[L., app. rendering Gr. τρίτον τι, some third thing.] Something (indefinite or left undefined) related in some way to two (definite or known) things, but distinct from both.
(Gr. τρίτον τι occurs in Plato, Sophist, 250. The Latin form is in Irenæus, Adv. Her., 2. 1. 3 (c. 196), where it doubtless represents τρίτον τι of the lost Greek original; also, in Tertullian, Adv. Praxean, 27 (a. 220), and tertium nescio quid in Hilary, Synod., 73 (c. 358). The passage in Tertullian mentions electrum as an example of a body produced by the mixture of gold and silver; and app. tertium quid was used by the alchemists of a third substance different from its two constituents: see quot. from Bailey, and cf. next. Examples of the phrase in English context are late.)
[1613. Theatrum Chemicum, Index, Tertium quid. 1101, 1085.
1724. Bailey, Tertium Quid, (among Chymnists) the Result of the Mixture of some two Things, which forms something very different from both. L[atin].
[180910. Coleridge, Friend (1818), I. 157. The baleful product or tertium Aliquid, of this union retarded the civilization of Europe for Centuries.]

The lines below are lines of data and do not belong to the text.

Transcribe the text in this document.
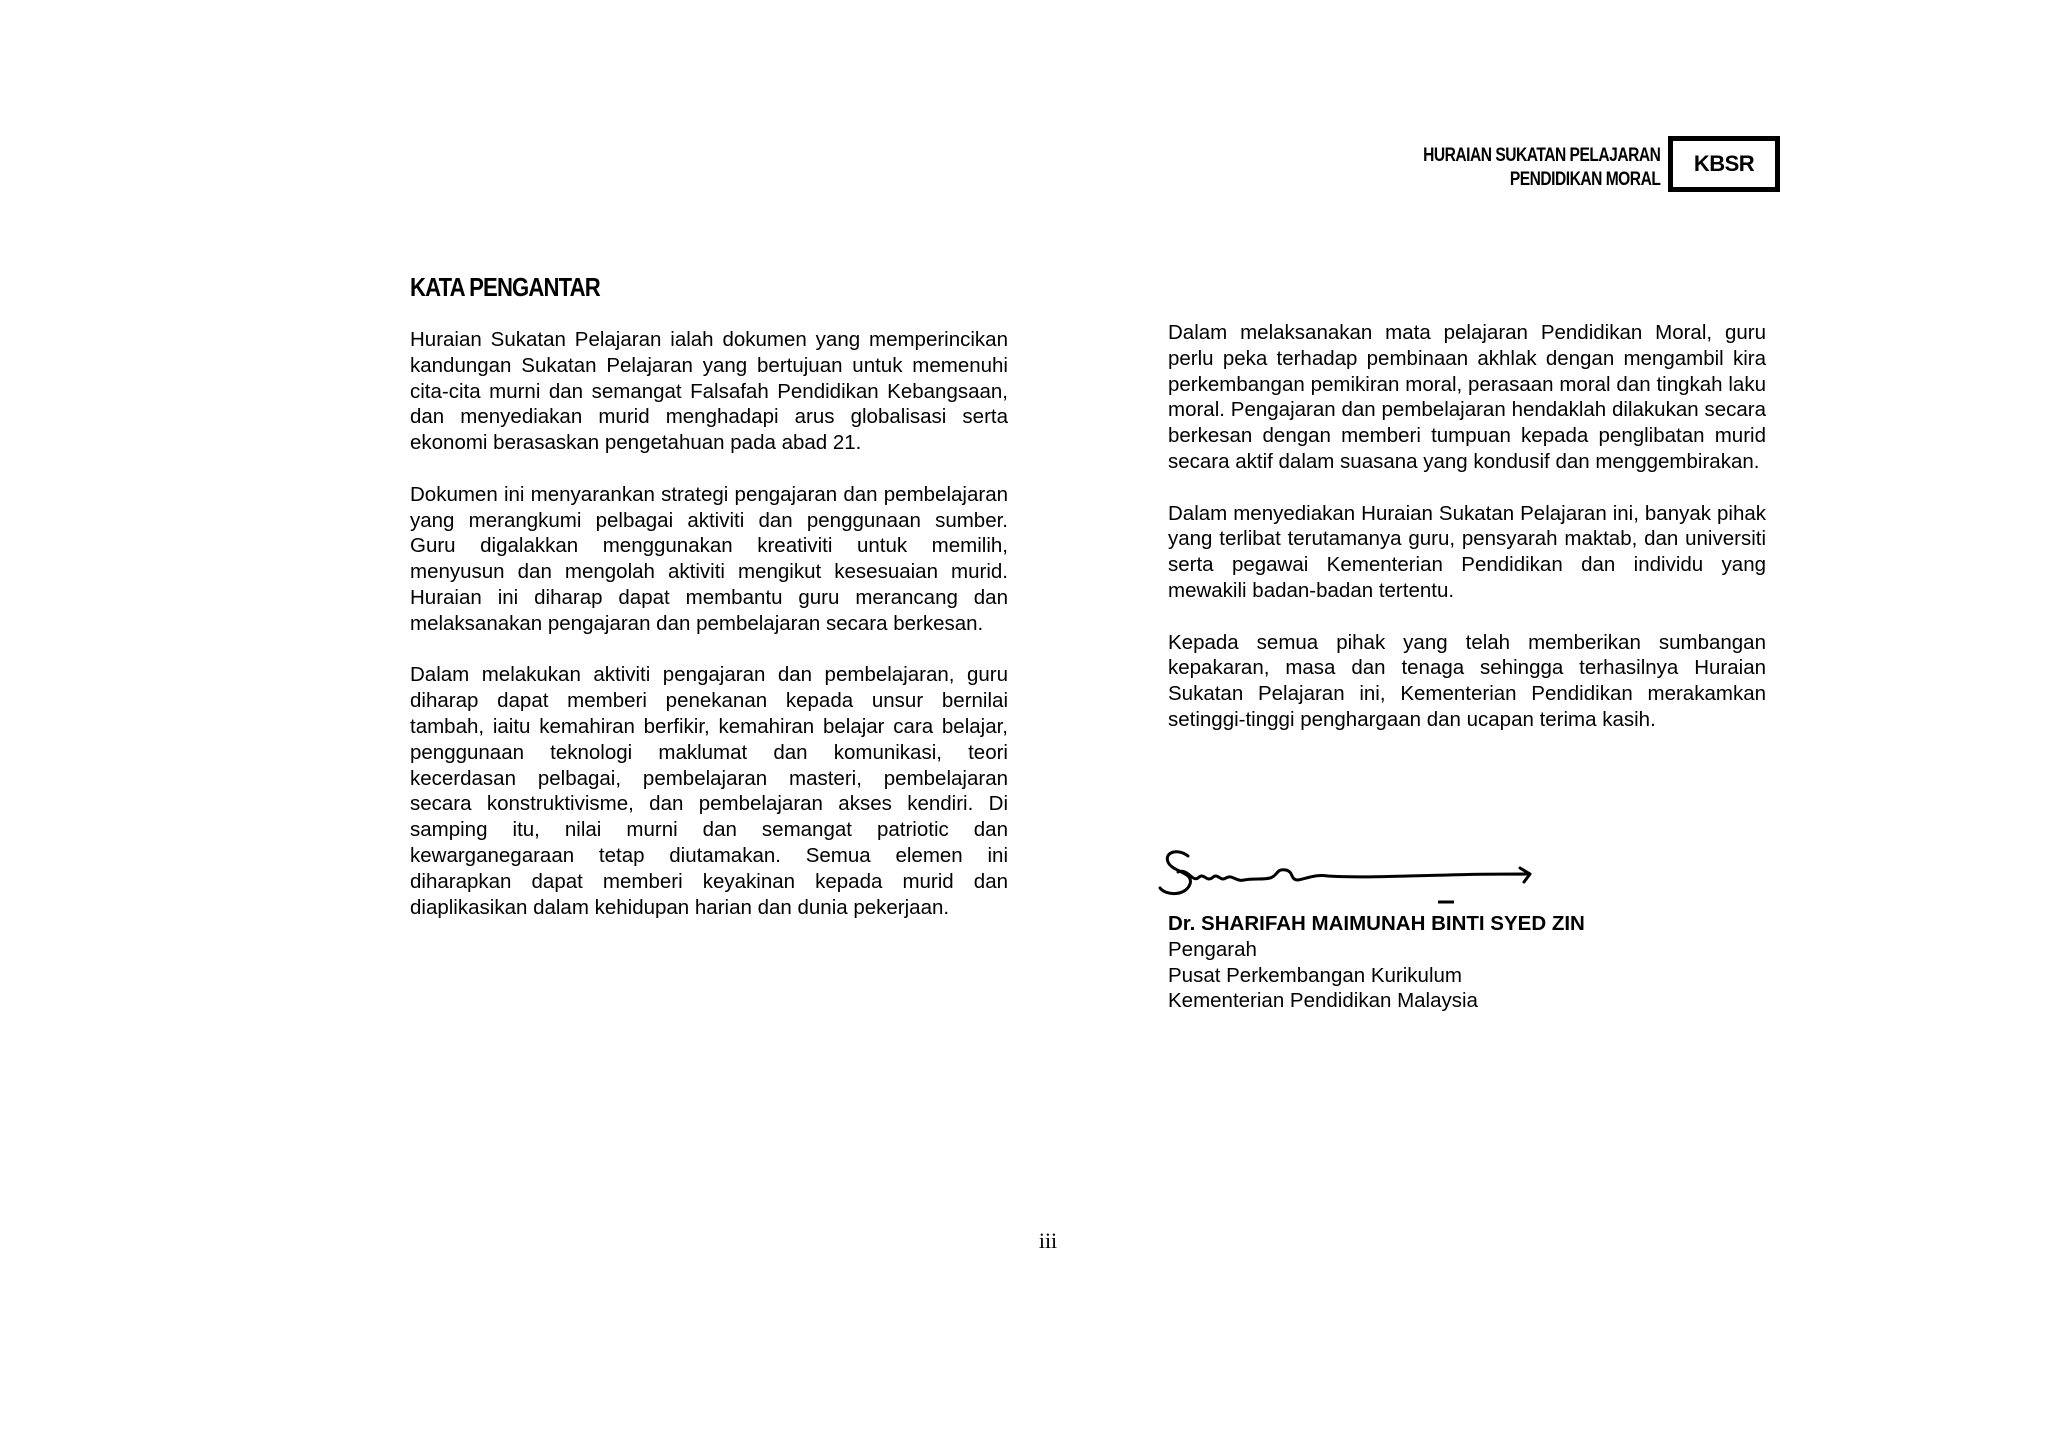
HURAIAN SUKATAN PELAJARAN
PENDIDIKAN MORAL
KBSR
KATA PENGANTAR

Huraian Sukatan Pelajaran ialah dokumen yang memperincikan kandungan Sukatan Pelajaran yang bertujuan untuk memenuhi cita-cita murni dan semangat Falsafah Pendidikan Kebangsaan, dan menyediakan murid menghadapi arus globalisasi serta ekonomi berasaskan pengetahuan pada abad 21.

Dokumen ini menyarankan strategi pengajaran dan pembelajaran yang merangkumi pelbagai aktiviti dan penggunaan sumber. Guru digalakkan menggunakan kreativiti untuk memilih, menyusun dan mengolah aktiviti mengikut kesesuaian murid. Huraian ini diharap dapat membantu guru merancang dan melaksanakan pengajaran dan pembelajaran secara berkesan.

Dalam melakukan aktiviti pengajaran dan pembelajaran, guru diharap dapat memberi penekanan kepada unsur bernilai tambah, iaitu kemahiran berfikir, kemahiran belajar cara belajar, penggunaan teknologi maklumat dan komunikasi, teori kecerdasan pelbagai, pembelajaran masteri, pembelajaran secara konstruktivisme, dan pembelajaran akses kendiri. Di samping itu, nilai murni dan semangat patriotic dan kewarganegaraan tetap diutamakan. Semua elemen ini diharapkan dapat memberi keyakinan kepada murid dan diaplikasikan dalam kehidupan harian dan dunia pekerjaan.

Dalam melaksanakan mata pelajaran Pendidikan Moral, guru perlu peka terhadap pembinaan akhlak dengan mengambil kira perkembangan pemikiran moral, perasaan moral dan tingkah laku moral. Pengajaran dan pembelajaran hendaklah dilakukan secara berkesan dengan memberi tumpuan kepada penglibatan murid secara aktif dalam suasana yang kondusif dan menggembirakan.

Dalam menyediakan Huraian Sukatan Pelajaran ini, banyak pihak yang terlibat terutamanya guru, pensyarah maktab, dan universiti serta pegawai Kementerian Pendidikan dan individu yang mewakili badan-badan tertentu.

Kepada semua pihak yang telah memberikan sumbangan kepakaran, masa dan tenaga sehingga terhasilnya Huraian Sukatan Pelajaran ini, Kementerian Pendidikan merakamkan setinggi-tinggi penghargaan dan ucapan terima kasih.

Dr. SHARIFAH MAIMUNAH BINTI SYED ZIN
Pengarah
Pusat Perkembangan Kurikulum
Kementerian Pendidikan Malaysia
iii
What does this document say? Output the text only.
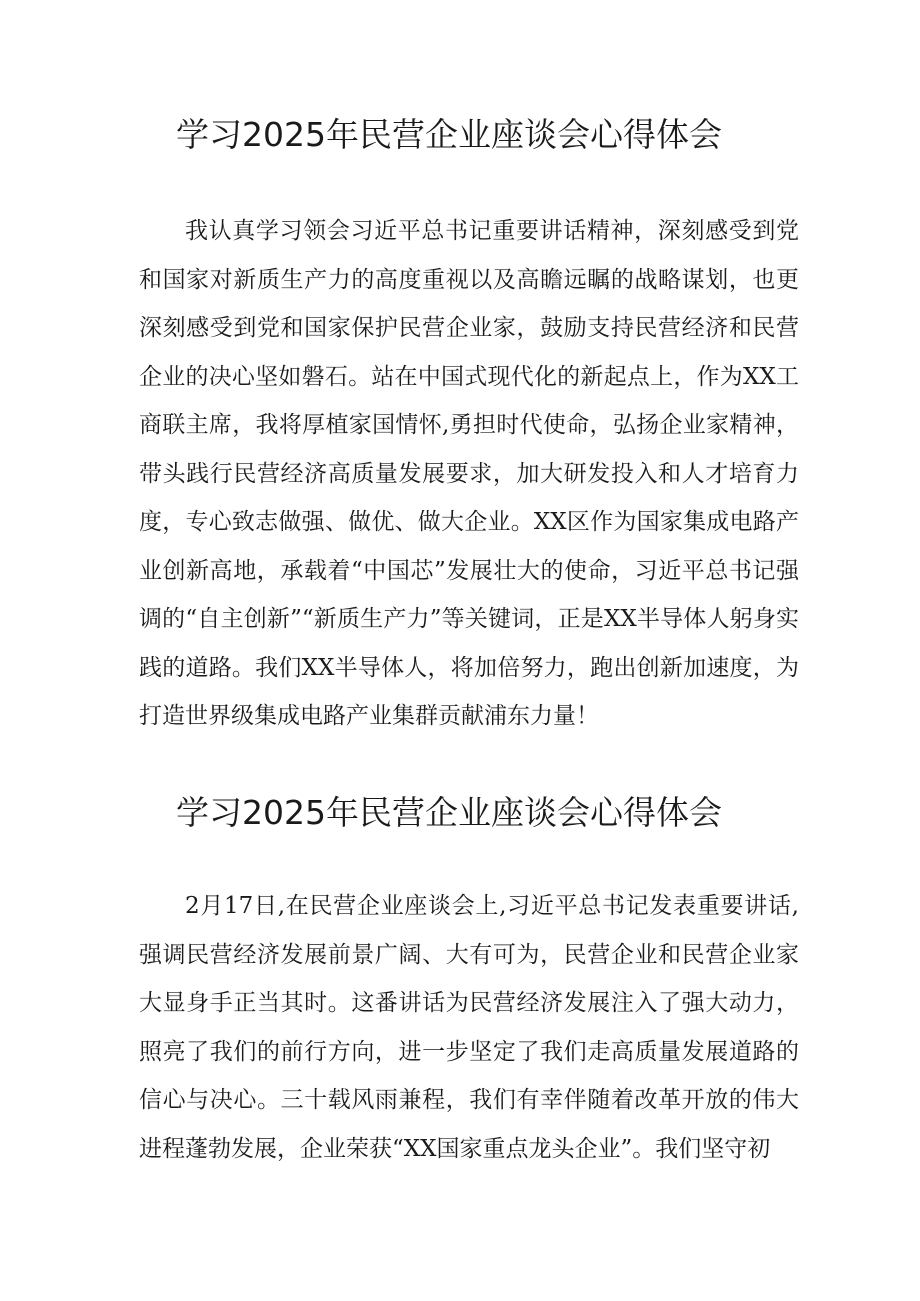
学习2025年民营企业座谈会心得体会

我认真学习领会习近平总书记重要讲话精神，深刻感受到党和国家对新质生产力的高度重视以及高瞻远瞩的战略谋划，也更深刻感受到党和国家保护民营企业家，鼓励支持民营经济和民营企业的决心坚如磐石。站在中国式现代化的新起点上，作为XX工商联主席，我将厚植家国情怀,勇担时代使命，弘扬企业家精神，带头践行民营经济高质量发展要求，加大研发投入和人才培育力度，专心致志做强、做优、做大企业。XX区作为国家集成电路产业创新高地，承载着“中国芯”发展壮大的使命，习近平总书记强调的“自主创新”“新质生产力”等关键词，正是XX半导体人躬身实践的道路。我们XX半导体人，将加倍努力，跑出创新加速度，为打造世界级集成电路产业集群贡献浦东力量！

学习2025年民营企业座谈会心得体会

2月17日,在民营企业座谈会上,习近平总书记发表重要讲话,强调民营经济发展前景广阔、大有可为，民营企业和民营企业家大显身手正当其时。这番讲话为民营经济发展注入了强大动力，照亮了我们的前行方向，进一步坚定了我们走高质量发展道路的信心与决心。三十载风雨兼程，我们有幸伴随着改革开放的伟大进程蓬勃发展，企业荣获“XX国家重点龙头企业”。我们坚守初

1826. Edin. Rev., Sept., 255. Balancing the opinions of Gall against those of Spurzheim, or compounding out of them a tertium quid.
1881. R. Adamson, Fichte, v. 110 While we appear to assert that the two orders of facts make up all that is, we have in reality placed alongside of them the thinking subject or mind, a tertium quid which certainly stands in need of some explanation.
1902. Menzies, Demonic Possess. N. T., vi. 187. The achievement was either devilish or divine. There was no tertium quid.